Worse, there simply is no evidence that massive government spending will work. What the evidence does show is that Japan’s massive infrastructure spending in the 1990s did nothing to help their economy and that studies on infrastructure spending in our country show it does next to nothing in terms of net job creation. And even if infrastructure spending could result in net job creation, it would come too late. The Congressional Budget Office recently released a study showing that only about $136 billion of the $355 billion that House leaders want to allocate to infrastructure and other so-called discretionary programs would be spent by 2010, long after the CBO and most economists predict the recession will have ended.

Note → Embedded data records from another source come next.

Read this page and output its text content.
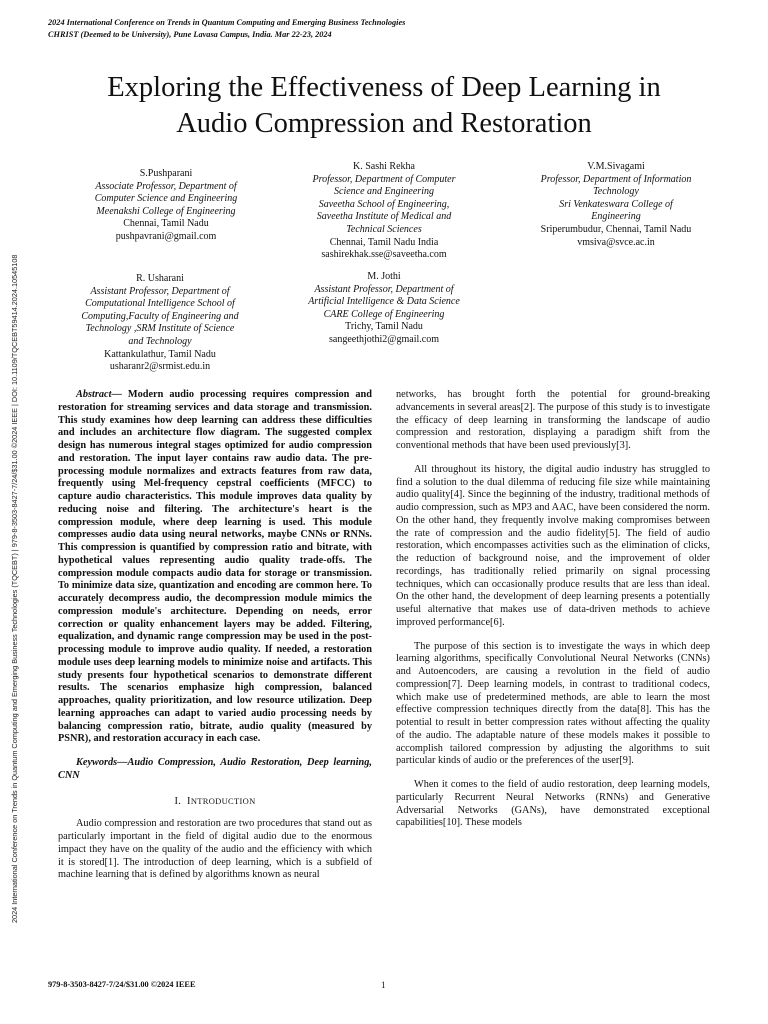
2024 International Conference on Trends in Quantum Computing and Emerging Business Technologies
CHRIST (Deemed to be University), Pune Lavasa Campus, India. Mar 22-23, 2024
2024 International Conference on Trends in Quantum Computing and Emerging Business Technologies (TQCEBT) | 979-8-3503-8427-7/24/$31.00 ©2024 IEEE | DOI: 10.1109/TQCEBT59414.2024.10545108
Exploring the Effectiveness of Deep Learning in
Audio Compression and Restoration
S.Pushparani
Associate Professor, Department of
Computer Science and Engineering
Meenakshi College of Engineering
Chennai, Tamil Nadu
pushpavrani@gmail.com
K. Sashi Rekha
Professor, Department of Computer
Science and Engineering
Saveetha School of Engineering,
Saveetha Institute of Medical and
Technical Sciences
Chennai, Tamil Nadu India
sashirekhak.sse@saveetha.com
V.M.Sivagami
Professor, Department of Information
Technology
Sri Venkateswara College of
Engineering
Sriperumbudur, Chennai, Tamil Nadu
vmsiva@svce.ac.in
R. Usharani
Assistant Professor, Department of
Computational Intelligence School of
Computing,Faculty of Engineering and
Technology ,SRM Institute of Science
and Technology
Kattankulathur, Tamil Nadu
usharanr2@srmist.edu.in
M. Jothi
Assistant Professor, Department of
Artificial Intelligence & Data Science
CARE College of Engineering
Trichy, Tamil Nadu
sangeethjothi2@gmail.com

Abstract— Modern audio processing requires compression and restoration for streaming services and data storage and transmission. This study examines how deep learning can address these difficulties and includes an architecture flow diagram. The suggested complex design has numerous integral stages optimized for audio compression and restoration. The input layer contains raw audio data. The pre-processing module normalizes and extracts features from raw data, frequently using Mel-frequency cepstral coefficients (MFCC) to capture audio characteristics. This module improves data quality by reducing noise and filtering. The architecture's heart is the compression module, where deep learning is used. This module compresses audio data using neural networks, maybe CNNs or RNNs. This compression is quantified by compression ratio and bitrate, with hypothetical values representing audio quality trade-offs. The compression module compacts audio data for storage or transmission. To minimize data size, quantization and encoding are common here. To accurately decompress audio, the decompression module mimics the compression module's architecture. Depending on needs, error correction or quality enhancement layers may be added. Filtering, equalization, and dynamic range compression may be used in the post-processing module to improve audio quality. If needed, a restoration module uses deep learning models to minimize noise and artifacts. This study presents four hypothetical scenarios to demonstrate different results. The scenarios emphasize high compression, balanced approaches, quality prioritization, and low resource utilization. Deep learning approaches can adapt to varied audio processing needs by balancing compression ratio, bitrate, audio quality (measured by PSNR), and restoration accuracy in each case.

Keywords—Audio Compression, Audio Restoration, Deep learning, CNN

I. INTRODUCTION

Audio compression and restoration are two procedures that stand out as particularly important in the field of digital audio due to the enormous impact they have on the quality of the audio and the efficiency with which it is stored[1]. The introduction of deep learning, which is a subfield of machine learning that is defined by algorithms known as neural

networks, has brought forth the potential for ground-breaking advancements in several areas[2]. The purpose of this study is to investigate the efficacy of deep learning in transforming the landscape of audio compression and restoration, displaying a paradigm shift from the conventional methods that have been used previously[3].

All throughout its history, the digital audio industry has struggled to find a solution to the dual dilemma of reducing file size while maintaining audio quality[4]. Since the beginning of the industry, traditional methods of audio compression, such as MP3 and AAC, have been considered the norm. On the other hand, they frequently involve making compromises between the rate of compression and the audio fidelity[5]. The field of audio restoration, which encompasses activities such as the elimination of clicks, the reduction of background noise, and the improvement of older recordings, has traditionally relied primarily on signal processing techniques, which can occasionally produce results that are less than ideal. On the other hand, the development of deep learning presents a potentially useful alternative that makes use of data-driven methods to achieve improved performance[6].

The purpose of this section is to investigate the ways in which deep learning algorithms, specifically Convolutional Neural Networks (CNNs) and Autoencoders, are causing a revolution in the field of audio compression[7]. Deep learning models, in contrast to traditional codecs, which make use of predetermined methods, are able to learn the most effective compression techniques directly from the data[8]. This has the potential to result in better compression rates without affecting the quality of the audio. The adaptable nature of these models makes it possible to accomplish tailored compression by adjusting the algorithms to suit particular kinds of audio or the preferences of the user[9].

When it comes to the field of audio restoration, deep learning models, particularly Recurrent Neural Networks (RNNs) and Generative Adversarial Networks (GANs), have demonstrated exceptional capabilities[10]. These models

979-8-3503-8427-7/24/$31.00 ©2024 IEEE	1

Obama’s deficit spending stimulus is the exact opposite of making “hard choices.”As Politico points out today, while “Obama frequently talks of the need to transcend partisanship … In fact, there are few examples of him making decisions during the campaign or the transition that offended his own party’s constituencies.”

If the president is interested in ushering in an age of what works, he could suspend the Davis-Bacon “prevailing wage” rules for all infrastructure stimulus spending. A 2008 study by Suffolk University and the Beacon Hill Institute found that Department of Labor estimates for the “prevailing wage” in cities are about 22% above the actual wages paid in these cities and that taxpayers could save almost 10% in federal building costs if they were suspended. If Obama spends $400 billion on infrastructure, he could save taxpayers $40 billion. But the unions that Obama is beholden to would never allow this.

Our country is facing tough economic times, but they are no worse than Ronald Reagan faced in 1982. Reagan did make some unpopular choices, but those choices set the stage for 20 years of economic growth. We sincerely hope President Obama chooses a similar path.